Psoriasis is a chronic inflammatory skin condition which affects 2-3% of population around the world. Psoriasis Area and Severity Index (PASI) is a gold standard to assess psoriasis severity as well as the treatment efficacy. Although a gold standard, PASI is rarely used because it is tedious and complex. In practice, PASI score is determined subjectively by dermatologists, therefore inter and intra variations of assessment are possible to happen even among expert dermatologists. This research develops an algorithm to assess psoriasis lesion for PASI scoring objectively. Focus of this research is thickness assessment as one of PASI four parameters beside area, erythema and scaliness. Psoriasis lesion thickness is measured by averaging the total elevation from lesion base to lesion surface. Thickness values of 122 3D images taken from 39 patients are grouped into 4 PASI thickness score using K-means clustering. Validation on lesion base construction is performed using twelve body curvature models and show good result with coefficient of determinant (R2) is equal to 1.

Clustering Methods Applied to the Tracking of user Traces Interacting with an e-Learning System

Many research works are carried out on the analysis of traces in a digital learning environment. These studies produce large volumes of usage tracks from the various actions performed by a user. However, to exploit these data, compare and improve performance, several issues are raised. To remedy this, several works deal with this problem seen recently. This research studied a series of questions about format and description of the data to be shared. Our goal is to share thoughts on these issues by presenting our experience in the analysis of trace-based log files, comparing several approaches used in automatic classification applied to e-learning platforms. Finally, the obtained results are discussed.
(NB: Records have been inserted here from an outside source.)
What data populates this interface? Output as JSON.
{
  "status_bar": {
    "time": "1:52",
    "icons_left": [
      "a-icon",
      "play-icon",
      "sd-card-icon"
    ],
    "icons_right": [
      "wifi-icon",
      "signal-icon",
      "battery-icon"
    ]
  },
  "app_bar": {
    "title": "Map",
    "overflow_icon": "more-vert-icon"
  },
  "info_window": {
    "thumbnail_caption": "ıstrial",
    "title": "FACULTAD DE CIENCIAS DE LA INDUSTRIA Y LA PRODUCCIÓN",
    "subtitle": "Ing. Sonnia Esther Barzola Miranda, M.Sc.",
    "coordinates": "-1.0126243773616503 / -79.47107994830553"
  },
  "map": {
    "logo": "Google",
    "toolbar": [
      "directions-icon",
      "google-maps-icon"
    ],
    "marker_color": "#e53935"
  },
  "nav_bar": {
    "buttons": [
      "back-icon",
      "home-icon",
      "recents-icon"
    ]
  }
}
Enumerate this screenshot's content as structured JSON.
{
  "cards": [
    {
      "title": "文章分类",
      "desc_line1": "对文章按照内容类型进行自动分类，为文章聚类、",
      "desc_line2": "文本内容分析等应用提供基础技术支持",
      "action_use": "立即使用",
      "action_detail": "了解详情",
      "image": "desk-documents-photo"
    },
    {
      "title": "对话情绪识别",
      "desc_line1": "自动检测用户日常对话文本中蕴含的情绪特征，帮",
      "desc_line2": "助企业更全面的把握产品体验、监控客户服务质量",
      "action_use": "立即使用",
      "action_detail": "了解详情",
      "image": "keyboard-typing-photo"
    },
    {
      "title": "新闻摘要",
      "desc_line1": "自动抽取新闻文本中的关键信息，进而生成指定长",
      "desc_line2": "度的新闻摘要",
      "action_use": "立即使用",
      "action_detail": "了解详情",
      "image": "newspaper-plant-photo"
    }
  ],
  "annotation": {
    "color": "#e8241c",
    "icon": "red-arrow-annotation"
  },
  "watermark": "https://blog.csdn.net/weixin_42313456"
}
A Strategy to Optimize the SPC Scheme for Mass Production of HDD Arm with ClusteringTechnique and Three-Way Control Chart

Consider a mass production of HDD arms where hundreds of CNC machines are used to manufacturer the HDD arms. According to an overwhelming number of machines and models of arm, construction of separate control chart for monitoring each HDD arm model by each machine is not feasible. This research proposed a strategy to optimize the SPC management on shop floor. The procedure started from identifying the clusters of the machine with similar manufacturing performance using clustering technique. The three way control chart ( I - MR - R ) is then applied to each clustered group of machine. This proposed research has advantageous to the manufacturer in terms of not only better performance of the SPC but also the quality management paradigm.